The testing environment. |
This week has been the school's first time utilizing an online standardized test. I'm excited about the data that the MAP test is purported to provide for each student, and glad that the glitches to moving to a digital test (away from the very old school practice of bubble in tests with number two pencils) were minor. The bumpiness of working make-up tests into our daily activities with the requirement of a potentially different online proctor to restart a testing session I have already used remains to be seen.
I had the students reflect on their first MAP Test session, and got some interesting responses. Some were predictable, like the student who wrote "Testing was lame," and underlined it several times. My favorite one is not pictured, but said, "If you notice I got a question wrong, I clicked the right answer, but then it said I didn't." I'm not even sure what the student experienced to respond that way, but I love the confidence that allowed him to think he only missed one question, and that it was due to a technical difficulty.
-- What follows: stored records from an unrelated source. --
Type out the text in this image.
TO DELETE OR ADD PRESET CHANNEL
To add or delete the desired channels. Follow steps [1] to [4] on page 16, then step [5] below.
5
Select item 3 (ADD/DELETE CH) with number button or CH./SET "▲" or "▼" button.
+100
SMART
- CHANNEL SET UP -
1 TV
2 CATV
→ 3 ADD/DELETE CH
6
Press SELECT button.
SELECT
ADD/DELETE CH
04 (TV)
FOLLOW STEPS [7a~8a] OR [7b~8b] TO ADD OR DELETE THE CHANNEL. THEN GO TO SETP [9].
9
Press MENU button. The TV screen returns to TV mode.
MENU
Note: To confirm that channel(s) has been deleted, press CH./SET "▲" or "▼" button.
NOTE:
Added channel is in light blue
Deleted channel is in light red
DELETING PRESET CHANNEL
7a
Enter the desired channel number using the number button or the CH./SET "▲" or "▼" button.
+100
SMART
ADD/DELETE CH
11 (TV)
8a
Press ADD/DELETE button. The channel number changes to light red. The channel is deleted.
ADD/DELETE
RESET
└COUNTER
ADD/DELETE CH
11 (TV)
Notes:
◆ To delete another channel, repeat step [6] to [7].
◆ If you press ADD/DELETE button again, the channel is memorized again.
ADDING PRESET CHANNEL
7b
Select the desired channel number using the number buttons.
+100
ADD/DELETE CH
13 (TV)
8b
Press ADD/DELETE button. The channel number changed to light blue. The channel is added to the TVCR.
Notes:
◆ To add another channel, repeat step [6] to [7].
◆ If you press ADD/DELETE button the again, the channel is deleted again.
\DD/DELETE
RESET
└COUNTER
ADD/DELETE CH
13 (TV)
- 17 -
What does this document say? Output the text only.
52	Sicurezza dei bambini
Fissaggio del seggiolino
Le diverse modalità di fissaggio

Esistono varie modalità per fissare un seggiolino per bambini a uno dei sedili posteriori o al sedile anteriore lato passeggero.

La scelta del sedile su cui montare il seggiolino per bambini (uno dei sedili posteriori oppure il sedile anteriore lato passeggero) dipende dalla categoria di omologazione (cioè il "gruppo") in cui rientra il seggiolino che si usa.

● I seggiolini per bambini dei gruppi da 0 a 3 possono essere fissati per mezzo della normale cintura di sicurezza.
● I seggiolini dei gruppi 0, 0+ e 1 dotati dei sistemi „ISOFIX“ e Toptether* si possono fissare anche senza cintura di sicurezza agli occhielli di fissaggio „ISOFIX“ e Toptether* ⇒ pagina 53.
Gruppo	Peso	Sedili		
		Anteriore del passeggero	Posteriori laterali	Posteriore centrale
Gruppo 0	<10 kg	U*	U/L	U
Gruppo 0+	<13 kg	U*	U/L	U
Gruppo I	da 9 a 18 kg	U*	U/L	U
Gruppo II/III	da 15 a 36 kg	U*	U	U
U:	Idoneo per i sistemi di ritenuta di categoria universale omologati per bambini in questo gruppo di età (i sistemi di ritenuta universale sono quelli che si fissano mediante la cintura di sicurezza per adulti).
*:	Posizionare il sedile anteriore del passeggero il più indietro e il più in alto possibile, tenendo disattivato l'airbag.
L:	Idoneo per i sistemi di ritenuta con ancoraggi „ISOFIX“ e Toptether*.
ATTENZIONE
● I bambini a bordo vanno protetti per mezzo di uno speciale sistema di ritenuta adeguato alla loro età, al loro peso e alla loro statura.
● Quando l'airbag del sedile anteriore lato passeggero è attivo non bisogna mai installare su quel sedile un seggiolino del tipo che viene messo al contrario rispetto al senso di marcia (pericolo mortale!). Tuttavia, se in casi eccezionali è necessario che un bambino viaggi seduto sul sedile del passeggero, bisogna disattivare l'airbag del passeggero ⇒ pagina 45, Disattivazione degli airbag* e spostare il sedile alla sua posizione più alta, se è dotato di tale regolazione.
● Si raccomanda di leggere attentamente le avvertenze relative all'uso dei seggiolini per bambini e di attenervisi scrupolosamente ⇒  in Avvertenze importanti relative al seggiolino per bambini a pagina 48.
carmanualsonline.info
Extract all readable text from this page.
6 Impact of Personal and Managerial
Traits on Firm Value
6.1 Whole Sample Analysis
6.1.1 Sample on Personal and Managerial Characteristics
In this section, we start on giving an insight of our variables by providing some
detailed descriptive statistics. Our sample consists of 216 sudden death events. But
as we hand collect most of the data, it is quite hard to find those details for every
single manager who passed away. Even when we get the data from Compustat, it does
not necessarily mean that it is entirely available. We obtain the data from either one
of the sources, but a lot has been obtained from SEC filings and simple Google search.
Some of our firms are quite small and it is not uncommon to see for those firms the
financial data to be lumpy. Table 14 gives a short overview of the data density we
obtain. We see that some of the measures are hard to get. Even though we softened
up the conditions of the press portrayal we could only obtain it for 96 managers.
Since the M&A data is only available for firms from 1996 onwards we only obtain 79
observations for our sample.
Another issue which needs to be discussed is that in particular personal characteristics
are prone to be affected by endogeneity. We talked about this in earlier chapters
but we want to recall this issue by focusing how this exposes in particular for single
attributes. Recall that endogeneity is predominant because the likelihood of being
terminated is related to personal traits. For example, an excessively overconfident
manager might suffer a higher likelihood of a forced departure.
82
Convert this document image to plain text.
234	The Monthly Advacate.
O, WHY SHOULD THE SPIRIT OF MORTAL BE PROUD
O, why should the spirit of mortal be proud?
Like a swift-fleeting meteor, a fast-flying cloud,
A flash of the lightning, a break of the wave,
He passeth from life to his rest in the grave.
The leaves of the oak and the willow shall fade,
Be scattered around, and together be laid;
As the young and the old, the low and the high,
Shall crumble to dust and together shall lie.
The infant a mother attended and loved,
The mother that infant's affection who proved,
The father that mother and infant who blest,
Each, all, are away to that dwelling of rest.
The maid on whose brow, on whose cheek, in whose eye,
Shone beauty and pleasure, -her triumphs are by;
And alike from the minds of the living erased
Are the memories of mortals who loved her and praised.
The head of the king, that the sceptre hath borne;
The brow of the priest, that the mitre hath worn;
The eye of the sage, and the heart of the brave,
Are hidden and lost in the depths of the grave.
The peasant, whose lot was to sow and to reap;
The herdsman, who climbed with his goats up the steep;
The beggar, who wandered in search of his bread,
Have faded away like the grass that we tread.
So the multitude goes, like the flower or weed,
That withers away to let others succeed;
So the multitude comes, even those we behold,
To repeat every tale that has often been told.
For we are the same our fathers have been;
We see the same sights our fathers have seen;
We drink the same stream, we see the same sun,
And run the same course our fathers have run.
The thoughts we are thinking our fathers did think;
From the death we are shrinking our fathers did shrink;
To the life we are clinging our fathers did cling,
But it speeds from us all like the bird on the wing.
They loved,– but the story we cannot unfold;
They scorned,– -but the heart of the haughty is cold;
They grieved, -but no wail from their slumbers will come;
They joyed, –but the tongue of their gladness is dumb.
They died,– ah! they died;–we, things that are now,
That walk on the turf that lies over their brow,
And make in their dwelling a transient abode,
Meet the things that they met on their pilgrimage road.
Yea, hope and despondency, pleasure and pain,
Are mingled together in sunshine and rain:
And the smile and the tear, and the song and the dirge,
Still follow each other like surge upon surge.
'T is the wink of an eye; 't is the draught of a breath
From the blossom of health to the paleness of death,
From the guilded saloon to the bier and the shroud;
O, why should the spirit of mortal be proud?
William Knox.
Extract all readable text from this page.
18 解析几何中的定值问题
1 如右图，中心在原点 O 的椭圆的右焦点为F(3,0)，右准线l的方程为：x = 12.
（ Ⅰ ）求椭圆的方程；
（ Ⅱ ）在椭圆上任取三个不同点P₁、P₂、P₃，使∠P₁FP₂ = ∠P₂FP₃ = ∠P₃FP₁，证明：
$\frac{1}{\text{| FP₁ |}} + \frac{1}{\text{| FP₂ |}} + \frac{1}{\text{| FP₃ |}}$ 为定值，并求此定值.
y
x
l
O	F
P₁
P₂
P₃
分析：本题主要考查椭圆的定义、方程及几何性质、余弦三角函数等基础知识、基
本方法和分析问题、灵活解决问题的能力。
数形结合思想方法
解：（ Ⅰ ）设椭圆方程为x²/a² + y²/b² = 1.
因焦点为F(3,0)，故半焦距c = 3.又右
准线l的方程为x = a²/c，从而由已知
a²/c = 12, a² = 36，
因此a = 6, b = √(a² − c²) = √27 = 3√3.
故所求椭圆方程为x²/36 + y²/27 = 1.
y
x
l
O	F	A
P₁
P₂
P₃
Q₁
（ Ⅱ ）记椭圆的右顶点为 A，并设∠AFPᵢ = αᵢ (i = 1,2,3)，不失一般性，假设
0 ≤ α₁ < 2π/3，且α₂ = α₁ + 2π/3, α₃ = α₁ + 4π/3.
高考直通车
Although this week was less disrupted than my previous standardized testing weeks, I am not very excited for the disruption to come again two more times this year. I am hopeful, and even a little expectant, that the data gathered through this process will warrant three disruptions per year. Planning for less homework and less rigorous lessons this week so the kids could be less frazzled for our afternoon testing slot (when we had access to the chrome books) wasn't too difficult this time of year, when we are ramping up in every subject area. But I'm less certain it will be as easy to pause again the next two times.
I did go ahead and teach my students about the history of the theory of continental drift. But since I do this largely through YouTube music videos (one by The Amoeba People and one made by a sixth grade class from California), with a Bill Nye top 100 scientist clip in the mix, I don't think the students felt too overwhelmed by the new information. Several students were excited to play with continent puzzle pieces in a recreation of Alfred Wegener's process that led him to propose the theory of continental drift in the first place. And the fact that their knowledge product to show they understand the history of this theory emerging from the laughable ruminations of a meteorologist to an almost universally accepted scientific theory, is a comic strip retelling helps them to see it as a fun lesson. Perfect for testing week.
Even though it has been a long week (and it's not quite over yet), I still find myself believing one of the catch phrases of my boss, which I posted on his door before school started (in the style of a set of IB attribute posters), "Holy sugar, we can do this!"